If you are very, very fortunate, your publisher has made your words into a volume that is beautiful, with a cover that makes your heart soar each time you look at it. It's very much like realizing that your infant child is pleasant to look at, as well as being a possessor of the proper number of ears and toenails--a mixture of relief and delight. But still...
You know how you feel when you read another person's book--the visceral reaction of pleasure or surprise or outrage or disgust--a reaction that you have always regarded as a purely private one, until now. Now you long to be in the room as someone reads your words, invisibly witnessing this private act, a voyeur of the worst kind.
Then a bookstore agrees to let you read to an audience of their customers--people who have read your book, or are curious about it, or who wandered in with nothing better to do than to listen to you.
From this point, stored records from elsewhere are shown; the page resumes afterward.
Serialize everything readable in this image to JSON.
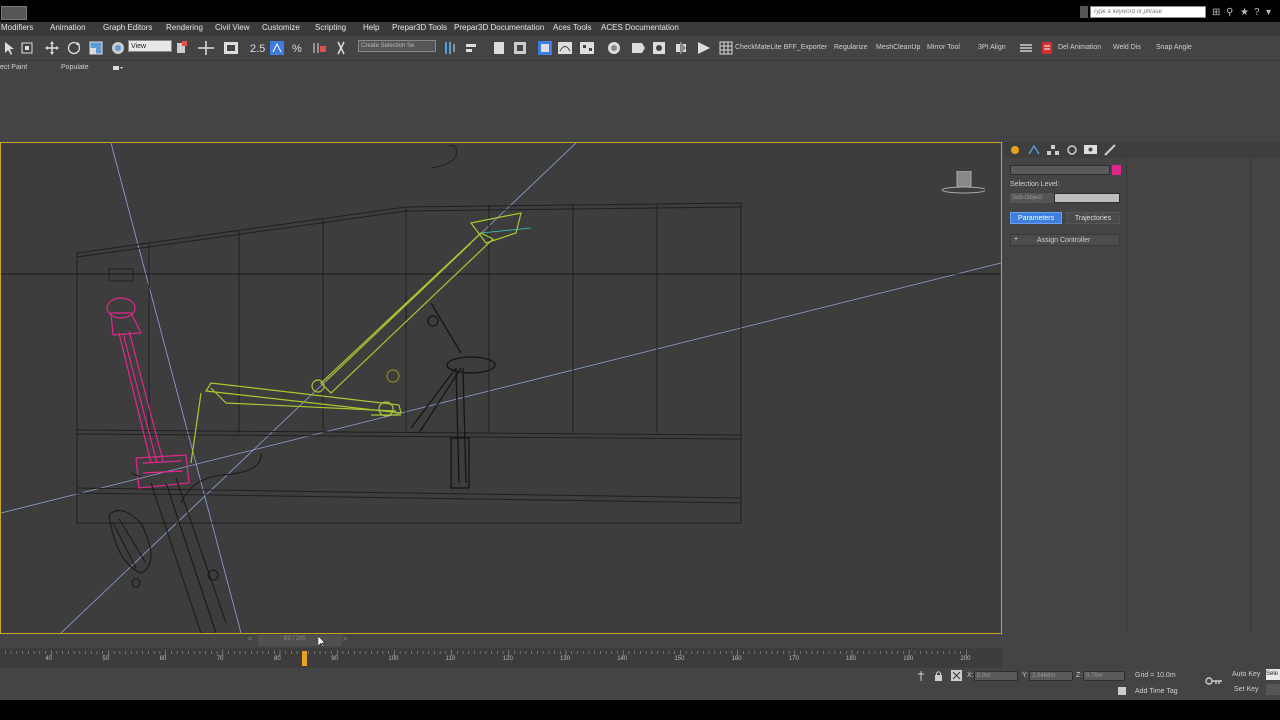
{
  "title_bar": {
    "search_placeholder": "Type a keyword or phrase"
  },
  "menu": {
    "items": [
      "Modifiers",
      "Animation",
      "Graph Editors",
      "Rendering",
      "Civil View",
      "Customize",
      "Scripting",
      "Help",
      "Prepar3D Tools",
      "Prepar3D Documentation",
      "Aces Tools",
      "ACES Documentation"
    ]
  },
  "toolbar": {
    "view_dropdown": "View",
    "selection_set_dropdown": "Create Selection Se",
    "scripts": [
      "CheckMateLite BFF_Exporter",
      "Regularize",
      "MeshCleanUp",
      "Mirror Tool",
      "3Pt Align",
      "Del Animation",
      "Weld Dis",
      "Snap Angle"
    ]
  },
  "ribbon": {
    "items": [
      "ect Paint",
      "Populate"
    ]
  },
  "command_panel": {
    "selection_level_label": "Selection Level:",
    "sub_object_label": "Sub-Object",
    "tabs": [
      "Parameters",
      "Trajectories"
    ],
    "rollout_label": "Assign Controller",
    "accent_color": "#3d7ee0",
    "swatch_color": "#e0288c"
  },
  "timeline": {
    "frame_label": "83 / 200",
    "prev": "<",
    "next": ">"
  },
  "trackbar": {
    "ticks": [
      "40",
      "50",
      "60",
      "70",
      "80",
      "90",
      "100",
      "110",
      "120",
      "130",
      "140",
      "150",
      "160",
      "170",
      "180",
      "190",
      "200"
    ],
    "current_frame": 83
  },
  "status": {
    "x_label": "X:",
    "x_value": "0.0m",
    "y_label": "Y:",
    "y_value": "2.0468m",
    "z_label": "Z:",
    "z_value": "0.75m",
    "grid": "Grid = 10.0m",
    "add_time_tag": "Add Time Tag",
    "auto_key": "Auto Key",
    "set_key": "Set Key",
    "selected": "Sele"
  },
  "colors": {
    "viewport_border": "#c8a626",
    "object_pink": "#e0288c",
    "object_yellow": "#a8c830"
  }
}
Nervously you walk up to the podium, feel a thrill of relief that the microphone is at the right level for you and is working properly, say something that you pray is coherent, and begin to read.
And you realize this is what you have longed to do--to connect with your readers directly, to tell them a story and see their reaction to your words. As you read and feel a current between yourself and your listeners, you are amazed by an overwhelming sense of joy that is very similar to the euphoria you felt after giving birth to yor children. It's the best high in the world, and while you answer questions and sign copies of your book, you realize that if not for independent bookstores like Seattle's Elliott Bay Book Company or Bainbridge Island's Eagle Harbor Books, this particular relationship between reader and writer would never come into being. You pray that these stores and others like them will always be in place, creating this special link between booklovers, and this extraordinary feeling that comes only when words come to life in a reading room.